Ultrakonserwatywnego kongresmana popiera jednak prawicowa Tea Party. Republikański establishment obawia się, że kuriozalne oświadczenie o gwałcie pogrążyło Akina w oczach wyborców ze stanu Missouri, gdzie rywalizuje on z urzędującą demokratyczna senator Claire McCaskill.
Akin dotąd prowadził z McCaskill w sondażach, ale po jego kontrowersyjnej wypowiedzi szanse obojga kandydatów się wyrównały.
Wyścig do Senatu w Missouri ma duże znaczenie, gdyż ewentualne zwycięstwo Republikanina w tym stanie w tegorocznych wyborach może znacznie ułatwić odzyskanie przez GOP większości w wyższej izbie Kongresu.
Wypowiedź Akina - mocno nagłośniona przez media sprzyjające Obamie - zwróciła też uwagę Amerykanów na kwestię aborcji w wyborach.

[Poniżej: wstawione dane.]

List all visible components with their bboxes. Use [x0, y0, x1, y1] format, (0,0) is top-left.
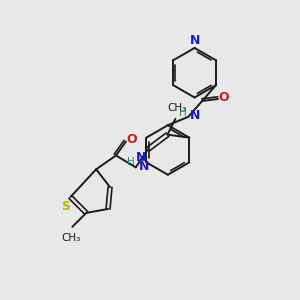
Text: S: S: [61, 200, 70, 213]
Text: N: N: [139, 160, 149, 173]
Text: N: N: [190, 109, 201, 122]
Text: O: O: [127, 133, 137, 146]
Text: CH₃: CH₃: [168, 103, 187, 113]
Text: H: H: [127, 158, 135, 167]
Text: CH₃: CH₃: [62, 233, 81, 243]
Text: H: H: [178, 108, 186, 118]
Text: N: N: [189, 34, 200, 47]
Text: N: N: [136, 152, 147, 164]
Text: O: O: [219, 92, 229, 104]
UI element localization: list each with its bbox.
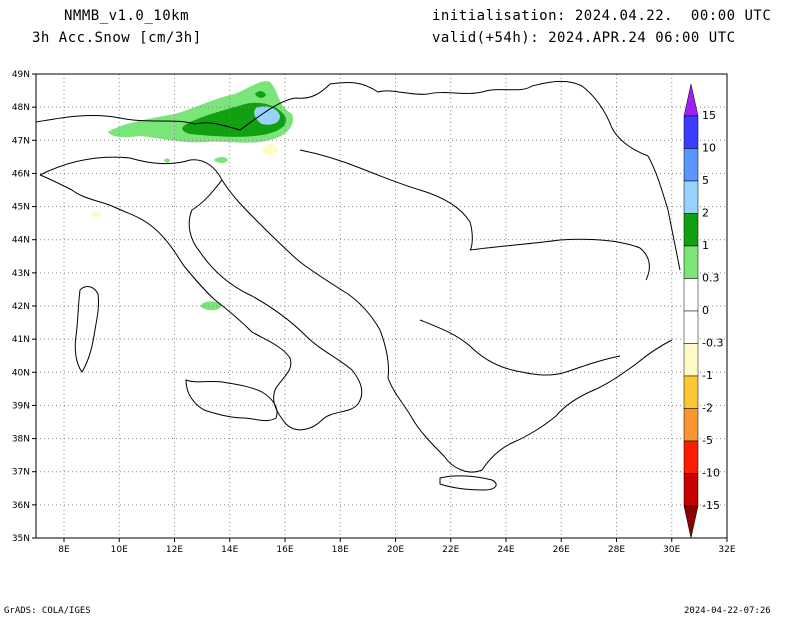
legend-label: 1 [702, 239, 709, 252]
latitude-labels: 49N 48N 47N 46N 45N 44N 43N 42N 41N 40N 39N 38N 37N 3… [12, 70, 36, 544]
lat-label: 36N [12, 501, 30, 511]
lat-label: 38N [12, 435, 30, 445]
corsica-sardinia [74, 286, 99, 373]
legend-label: 10 [702, 142, 716, 155]
lon-label: 28E [608, 545, 625, 555]
legend-bottom-triangle [683, 505, 699, 539]
sicily [185, 379, 278, 422]
longitude-labels: 8E 10E 12E 14E 16E 18E 20E 22E 24E 26E 28E 30E 32E [58, 538, 736, 555]
legend-swatch [683, 148, 699, 182]
legend-swatch [683, 278, 699, 312]
legend-swatch [683, 408, 699, 442]
lat-label: 35N [12, 534, 30, 544]
snow-area-dot [164, 158, 170, 163]
legend-swatch [683, 375, 699, 409]
legend-swatch [683, 115, 699, 149]
lat-label: 44N [12, 236, 30, 246]
legend-swatch [683, 310, 699, 344]
pannonian-borders [299, 149, 473, 251]
coastlines [35, 80, 681, 491]
lon-label: 16E [276, 545, 293, 555]
legend-label: 5 [702, 174, 709, 187]
crete [439, 475, 497, 491]
lon-label: 8E [58, 545, 70, 555]
lat-label: 39N [12, 401, 30, 411]
legend-swatch [683, 343, 699, 377]
lat-label: 41N [12, 335, 30, 345]
valid-time: valid(+54h): 2024.APR.24 06:00 UTC [432, 30, 736, 46]
snow-area-apennines [200, 301, 222, 311]
footer-timestamp: 2024-04-22-07:26 [684, 606, 771, 616]
legend-label: 0.3 [702, 272, 720, 285]
legend-label: 0 [702, 304, 709, 317]
snow-field [90, 81, 294, 311]
black-sea-coast [647, 155, 681, 271]
lat-label: 45N [12, 203, 30, 213]
lon-label: 12E [166, 545, 183, 555]
model-name: NMMB_v1.0_10km [64, 8, 190, 24]
lon-label: 18E [332, 545, 349, 555]
legend-label: -5 [702, 434, 713, 447]
lat-label: 47N [12, 136, 30, 146]
lon-label: 14E [221, 545, 238, 555]
lat-label: 48N [12, 103, 30, 113]
grid-lines [36, 74, 727, 538]
legend-label: 2 [702, 207, 709, 220]
lon-label: 20E [387, 545, 404, 555]
variable-name: 3h Acc.Snow [cm/3h] [32, 30, 202, 46]
lon-label: 32E [718, 545, 735, 555]
lat-label: 42N [12, 302, 30, 312]
legend-label: 15 [702, 109, 716, 122]
lon-label: 24E [497, 545, 514, 555]
legend-label: -1 [702, 369, 713, 382]
color-legend: 15 10 5 2 1 0.3 0 -0.3 -1 -2 -5 -10 -15 [683, 83, 723, 539]
melt-area-1 [262, 144, 278, 156]
map-frame [35, 73, 728, 539]
legend-label: -15 [702, 499, 720, 512]
aegean-north-coast [419, 319, 621, 376]
balkan-coast [221, 179, 673, 473]
legend-label: -2 [702, 402, 713, 415]
lon-label: 22E [442, 545, 459, 555]
legend-swatch [683, 180, 699, 214]
legend-top-triangle [683, 83, 699, 117]
legend-swatch [683, 245, 699, 279]
lat-label: 40N [12, 368, 30, 378]
lat-label: 46N [12, 169, 30, 179]
lon-label: 26E [553, 545, 570, 555]
snow-area-heavy [254, 106, 280, 125]
italy-coast [39, 156, 363, 431]
lat-label: 49N [12, 70, 30, 80]
legend-label: -0.3 [702, 337, 723, 350]
bulgaria-border [469, 238, 650, 281]
lat-label: 37N [12, 468, 30, 478]
legend-label: -10 [702, 467, 720, 480]
legend-swatch [683, 473, 699, 507]
northern-borders [35, 80, 649, 157]
lat-label: 43N [12, 269, 30, 279]
init-time: initialisation: 2024.04.22. 00:00 UTC [432, 8, 772, 24]
melt-area-2 [90, 211, 102, 217]
snow-area-peak [255, 91, 266, 98]
snow-area-small [214, 157, 228, 163]
lon-label: 30E [663, 545, 680, 555]
legend-swatch [683, 213, 699, 247]
legend-swatch [683, 440, 699, 474]
footer-credit: GrADS: COLA/IGES [4, 606, 91, 616]
lon-label: 10E [111, 545, 128, 555]
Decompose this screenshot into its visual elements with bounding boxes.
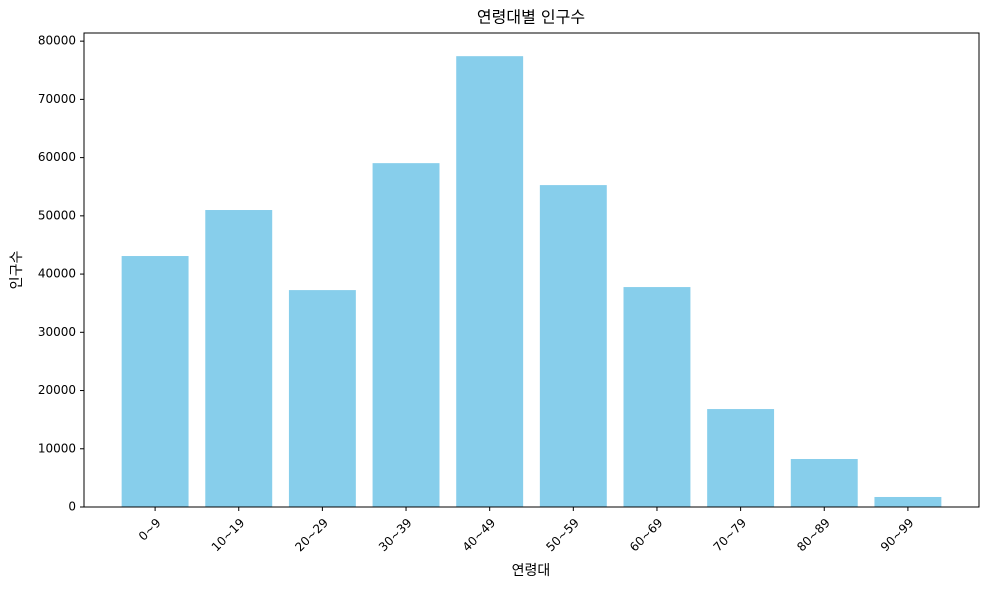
bar: [456, 56, 524, 507]
x-tick-label: 60~69: [627, 516, 666, 555]
y-tick-label: 50000: [38, 208, 76, 222]
y-tick-label: 70000: [38, 92, 76, 106]
bar: [707, 409, 775, 507]
bar: [205, 210, 273, 508]
x-tick-label: 70~79: [711, 516, 750, 555]
bar: [121, 256, 189, 507]
bar: [372, 163, 440, 508]
y-tick-label: 20000: [38, 383, 76, 397]
bar: [623, 287, 691, 507]
x-tick-label: 90~99: [878, 516, 917, 555]
x-tick-label: 80~89: [794, 516, 833, 555]
x-tick-label: 30~39: [376, 516, 415, 555]
y-tick-label: 60000: [38, 150, 76, 164]
y-tick-label: 10000: [38, 441, 76, 455]
bar: [288, 290, 356, 507]
y-tick-label: 80000: [38, 34, 76, 48]
plot-frame: [83, 32, 980, 508]
bar: [539, 185, 607, 508]
x-tick-label: 40~49: [460, 516, 499, 555]
chart-title: 연령대별 인구수: [477, 8, 585, 27]
x-tick-label: 10~19: [209, 516, 248, 555]
bar: [790, 459, 858, 507]
y-tick-label: 30000: [38, 325, 76, 339]
bar: [874, 496, 942, 507]
y-tick-label: 40000: [38, 267, 76, 281]
x-axis-label: 연령대: [512, 563, 551, 579]
y-axis-label: 인구수: [9, 251, 25, 290]
x-tick-label: 0~9: [136, 516, 164, 544]
x-tick-label: 20~29: [292, 516, 331, 555]
y-tick-label: 0: [68, 500, 76, 514]
x-tick-label: 50~59: [543, 516, 582, 555]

Republikanie wolą, by kampania obracała się głównie wokół gospodarki, gdyż niezadowolenie wyborców z sytuacji ekonomicznej kieruje się przeciw prezydentowi.
Tymczasem w sprawie aborcji GOP jest podzielona. We wtorek komisja opracowująca platformę programową partii potwierdziła, że nadal znajdzie się w niej apel o uchwalenie poprawki do konstytucji "chroniącej ludzkie życie", czyli wezwanie do zakazu przerywania ciąży.

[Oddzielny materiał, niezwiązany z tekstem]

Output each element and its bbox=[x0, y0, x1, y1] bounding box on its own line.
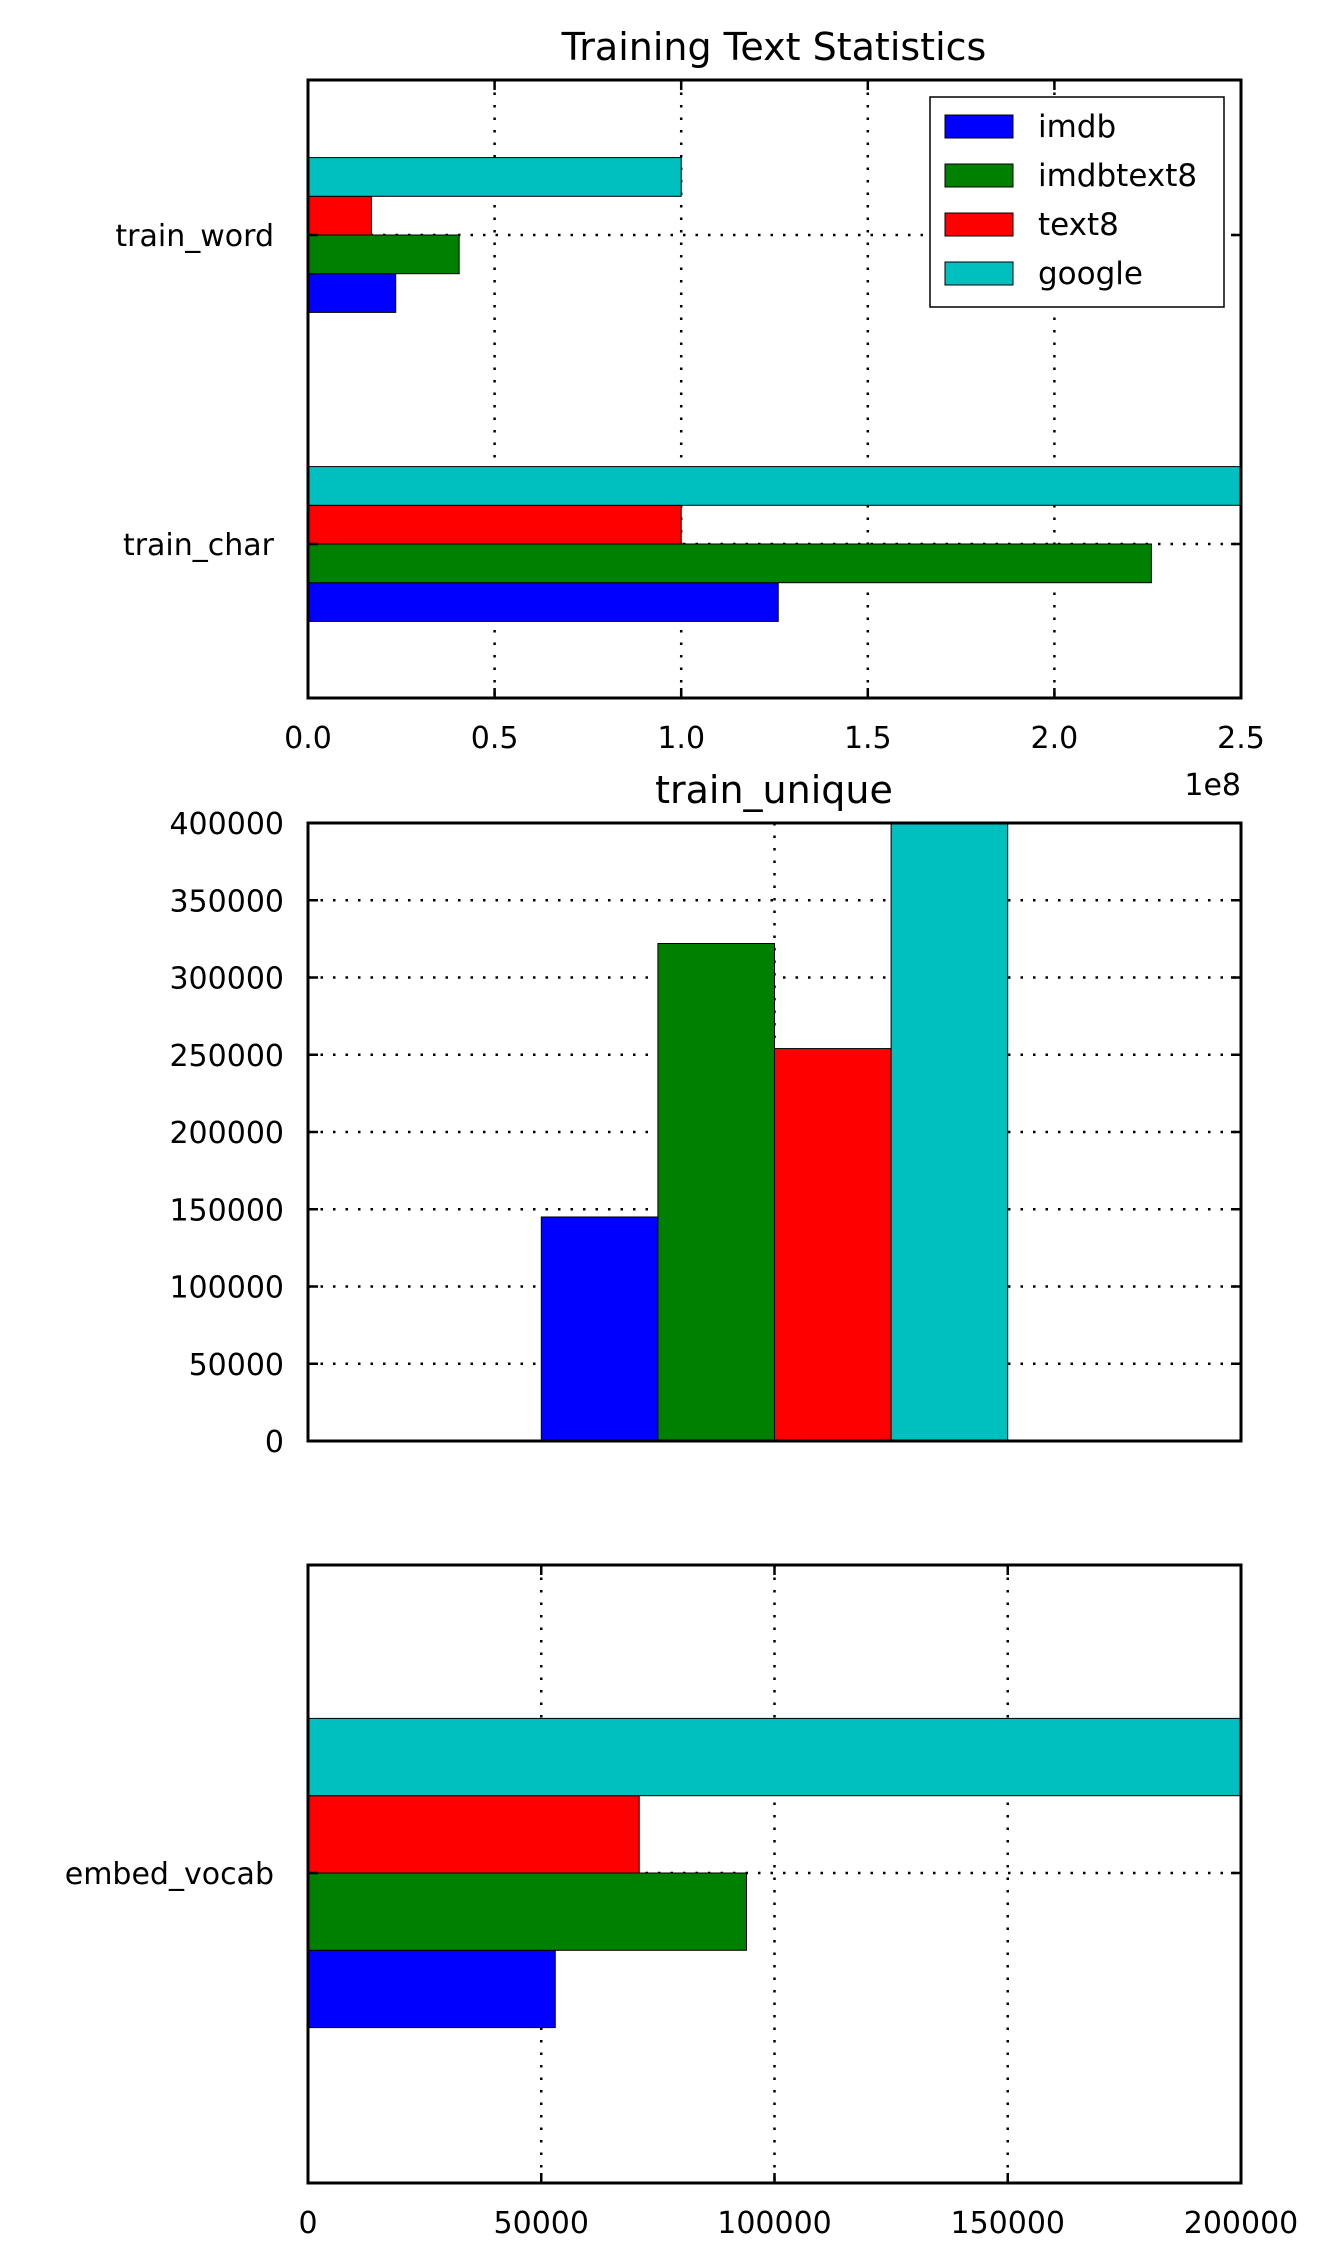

Silny w GOP odłam konserwatystów religijnych domaga się, by przyszły republikański prezydent aktywnie walczył o delegalizację aborcji, czyli uchylenie przez Sąd Najwyższy precedensu Roe przeciw Wade.
Przeciw legalności aborcji występował także republikański kandydat na prezydenta Paul Ryan. Romney, który jako gubernator Massachusetts zajmował bardziej liberalne stanowisko, w kampanii w wyborczej zbliżył się do radykalnych poglądów wpływowej w prawyborach religijnej prawicy.

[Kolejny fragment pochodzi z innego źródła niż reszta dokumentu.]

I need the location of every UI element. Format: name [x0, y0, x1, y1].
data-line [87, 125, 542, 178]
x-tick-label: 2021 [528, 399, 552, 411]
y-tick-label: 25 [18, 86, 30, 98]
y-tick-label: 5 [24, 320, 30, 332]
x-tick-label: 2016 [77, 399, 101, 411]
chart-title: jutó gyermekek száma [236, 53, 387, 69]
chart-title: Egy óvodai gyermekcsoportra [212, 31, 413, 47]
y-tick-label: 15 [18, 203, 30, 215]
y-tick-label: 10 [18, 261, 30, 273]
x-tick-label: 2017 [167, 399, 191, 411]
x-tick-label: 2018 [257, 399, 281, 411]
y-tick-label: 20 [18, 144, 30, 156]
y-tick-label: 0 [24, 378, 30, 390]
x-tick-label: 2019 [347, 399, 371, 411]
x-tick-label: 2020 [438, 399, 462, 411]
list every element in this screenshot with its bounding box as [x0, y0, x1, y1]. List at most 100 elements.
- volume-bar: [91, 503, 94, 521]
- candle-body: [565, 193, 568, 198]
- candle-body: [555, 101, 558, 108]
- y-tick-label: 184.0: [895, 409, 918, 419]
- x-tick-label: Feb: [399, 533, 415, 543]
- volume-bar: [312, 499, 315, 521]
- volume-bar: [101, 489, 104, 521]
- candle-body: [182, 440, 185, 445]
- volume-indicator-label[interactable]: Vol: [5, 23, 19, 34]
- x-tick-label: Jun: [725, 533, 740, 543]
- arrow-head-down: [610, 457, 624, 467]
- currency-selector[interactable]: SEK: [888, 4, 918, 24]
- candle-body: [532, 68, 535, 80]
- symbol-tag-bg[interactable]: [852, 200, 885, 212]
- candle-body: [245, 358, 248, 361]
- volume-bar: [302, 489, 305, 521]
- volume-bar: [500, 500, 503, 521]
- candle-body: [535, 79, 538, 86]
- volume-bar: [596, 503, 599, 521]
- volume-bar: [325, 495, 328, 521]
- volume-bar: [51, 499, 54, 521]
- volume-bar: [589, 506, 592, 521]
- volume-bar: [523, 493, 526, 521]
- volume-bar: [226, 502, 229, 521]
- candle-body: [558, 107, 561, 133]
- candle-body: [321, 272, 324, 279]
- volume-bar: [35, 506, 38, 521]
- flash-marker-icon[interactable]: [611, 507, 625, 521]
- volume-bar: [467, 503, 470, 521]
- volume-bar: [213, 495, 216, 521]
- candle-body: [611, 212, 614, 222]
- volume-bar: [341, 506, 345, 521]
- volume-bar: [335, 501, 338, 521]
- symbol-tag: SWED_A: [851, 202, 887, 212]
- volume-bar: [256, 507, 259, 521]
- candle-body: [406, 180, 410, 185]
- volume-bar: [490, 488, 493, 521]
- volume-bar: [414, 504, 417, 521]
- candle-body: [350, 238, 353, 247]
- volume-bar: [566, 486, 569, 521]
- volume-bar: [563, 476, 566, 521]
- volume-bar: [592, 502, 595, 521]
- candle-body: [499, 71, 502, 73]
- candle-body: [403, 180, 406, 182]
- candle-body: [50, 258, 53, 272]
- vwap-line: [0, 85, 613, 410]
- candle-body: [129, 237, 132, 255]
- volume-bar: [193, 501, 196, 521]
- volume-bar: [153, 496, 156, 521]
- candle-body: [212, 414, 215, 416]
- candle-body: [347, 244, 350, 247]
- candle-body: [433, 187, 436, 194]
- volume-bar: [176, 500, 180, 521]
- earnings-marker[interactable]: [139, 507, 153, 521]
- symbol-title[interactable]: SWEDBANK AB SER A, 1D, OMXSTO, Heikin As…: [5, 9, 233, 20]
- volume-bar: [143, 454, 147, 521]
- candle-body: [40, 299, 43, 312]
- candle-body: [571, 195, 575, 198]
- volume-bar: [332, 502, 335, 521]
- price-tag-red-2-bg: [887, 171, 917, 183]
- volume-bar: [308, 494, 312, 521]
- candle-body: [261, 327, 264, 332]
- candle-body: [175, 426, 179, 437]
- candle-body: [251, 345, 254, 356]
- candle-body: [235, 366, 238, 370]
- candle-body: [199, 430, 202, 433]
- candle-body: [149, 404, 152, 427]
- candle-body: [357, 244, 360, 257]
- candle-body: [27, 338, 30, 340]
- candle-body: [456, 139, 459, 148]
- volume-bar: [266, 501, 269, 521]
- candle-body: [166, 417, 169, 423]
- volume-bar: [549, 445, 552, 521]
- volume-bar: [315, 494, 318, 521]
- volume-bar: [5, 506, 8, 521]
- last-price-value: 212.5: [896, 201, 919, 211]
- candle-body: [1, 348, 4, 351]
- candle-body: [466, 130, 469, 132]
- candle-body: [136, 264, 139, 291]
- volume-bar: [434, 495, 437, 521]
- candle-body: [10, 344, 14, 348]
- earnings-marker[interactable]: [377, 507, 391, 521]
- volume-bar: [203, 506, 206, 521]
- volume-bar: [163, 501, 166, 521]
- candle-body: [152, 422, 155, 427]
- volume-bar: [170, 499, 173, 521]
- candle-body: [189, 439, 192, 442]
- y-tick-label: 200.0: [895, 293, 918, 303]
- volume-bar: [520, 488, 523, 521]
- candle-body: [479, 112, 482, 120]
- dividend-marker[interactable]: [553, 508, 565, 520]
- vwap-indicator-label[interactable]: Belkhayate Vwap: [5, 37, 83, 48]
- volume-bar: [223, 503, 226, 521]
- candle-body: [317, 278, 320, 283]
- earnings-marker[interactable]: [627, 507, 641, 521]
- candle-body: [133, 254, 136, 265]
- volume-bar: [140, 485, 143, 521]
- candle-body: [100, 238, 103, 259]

Sztab kampanii Romneya oświadczył, że jako prezydent zadba on, by aborcja w wypadku gwałtu była legalna. Poprzednio Romney deklarował też poparcie dla prawa do aborcji, gdy ciąża zagraża zdrowiu kobiety.
Sam kandydat jednak, pytany o te kwestie, udziela zwykle ogólnikowych odpowiedzi sprowadzających się do deklaracji, że "jest za ochroną życia".
Demokratyczni politycy i komentatorzy wykorzystują te dwuznaczności, oraz wypowiedź Akina, aby sugerować, że Romney i Ryan są w kwestii przerywania ciąży zakładnikami religijnych konserwatystów.
Rządy Republikanów w Białym Domu - ostrzegają zwolennicy Obamy - grożą delegalizacją aborcji. Demokraci liczą, że epizod z oświadczeniem kongresmana Akina, umocni poparcie kobiet dla prezydenta.